Web Presence
Chapter 13
Stigmergy

The Experian/Acorn model

These are models well known to the marketing experts of large companies. They represent the techniques used by two of the largest players in the so called "geodemographic and lifestyles industries". In effect, these models are people spaces that seek to map the relevant details of large populations of people in an n-dimensional space for marketing purposes.

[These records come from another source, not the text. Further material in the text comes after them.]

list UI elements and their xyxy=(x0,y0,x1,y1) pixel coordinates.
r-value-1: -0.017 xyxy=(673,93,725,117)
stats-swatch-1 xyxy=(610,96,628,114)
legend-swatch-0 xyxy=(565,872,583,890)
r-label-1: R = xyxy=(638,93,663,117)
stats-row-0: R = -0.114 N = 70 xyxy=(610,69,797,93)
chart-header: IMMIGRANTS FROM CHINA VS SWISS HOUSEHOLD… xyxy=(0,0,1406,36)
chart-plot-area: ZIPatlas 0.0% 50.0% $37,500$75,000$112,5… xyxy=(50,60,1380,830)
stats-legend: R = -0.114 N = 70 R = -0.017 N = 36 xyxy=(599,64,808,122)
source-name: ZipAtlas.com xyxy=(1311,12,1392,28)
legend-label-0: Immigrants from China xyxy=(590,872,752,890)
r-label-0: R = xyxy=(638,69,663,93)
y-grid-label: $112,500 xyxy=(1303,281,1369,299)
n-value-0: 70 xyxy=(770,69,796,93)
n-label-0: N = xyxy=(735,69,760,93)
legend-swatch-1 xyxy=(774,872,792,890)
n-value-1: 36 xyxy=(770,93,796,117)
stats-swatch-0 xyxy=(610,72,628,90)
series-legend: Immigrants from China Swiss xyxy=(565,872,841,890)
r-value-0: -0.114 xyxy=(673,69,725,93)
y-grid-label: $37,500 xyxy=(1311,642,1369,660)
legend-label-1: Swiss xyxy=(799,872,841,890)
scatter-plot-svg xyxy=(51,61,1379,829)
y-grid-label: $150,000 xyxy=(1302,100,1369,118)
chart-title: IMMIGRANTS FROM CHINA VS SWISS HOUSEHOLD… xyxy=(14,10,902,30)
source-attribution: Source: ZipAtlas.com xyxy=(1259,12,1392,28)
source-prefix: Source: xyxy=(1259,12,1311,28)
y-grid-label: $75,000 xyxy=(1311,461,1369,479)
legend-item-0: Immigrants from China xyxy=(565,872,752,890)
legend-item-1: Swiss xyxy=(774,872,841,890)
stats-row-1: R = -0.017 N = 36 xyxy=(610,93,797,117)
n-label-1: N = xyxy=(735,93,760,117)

Experian (now a subsidiary of Great Universal Stores) with annual sales around £1 billion / $1.5 billion and employing more than 12,000 people, maintain records on millions of consumers. Through a variety of sources, they create socio-economic profiles of consumers, categorising them according to age, income, family status, credit rating and all manner of other classifications that turn up on the billions of records that are sourced for information.

This huge volume of data can then be subjected to exploratory analysis, or 'data-mining', using sophisticated programming tools - such as, automated cluster analysis, probability modelling, neural networks, genetic algorithms, etceteras.

Founded on simulation technology in 1962, CACI International Inc (www.caci.com) have developed a system called ACORN™ (A Classification of Residential Neighborhoods) to underpin many of their various services. It is a demographic information system, based upon a people space that categorises people according to where they live. The general idea is that residential localities can give indications of life style and spending patterns. This allows businesses to more efficiently target particular sections of the community. From this people space, CACI has evolved a diverse solutions portfolio for the Net economy. With approximately 5,000 employees and more than 90 offices in the US and Europe, CACI integrates the networks, systems, and software for telecommunications, e-Commerce and marketing information.

Clearly, such customer profiling and lifestyle databases are immensely costly to build and maintain. They require large revenue streams, so, the benefits can be made available only to very large organisations who can afford to pay the necessary fees. Customers benefit from this system only indirectly, through the questionable advantage of having their needs targeted more specifically. The disadvantage is that these needs are approximated to cater for the statistically significant averages and are biased heavily towards the products of the suppliers who can afford to use these customer targeting services.

Turning this system on its head would involve handing the construction, control and running of such a system over to the customers: letting them enter their own data and choosing for themselves the suppliers who would be most likely to satisfy their needs. This is what we are proposing to do.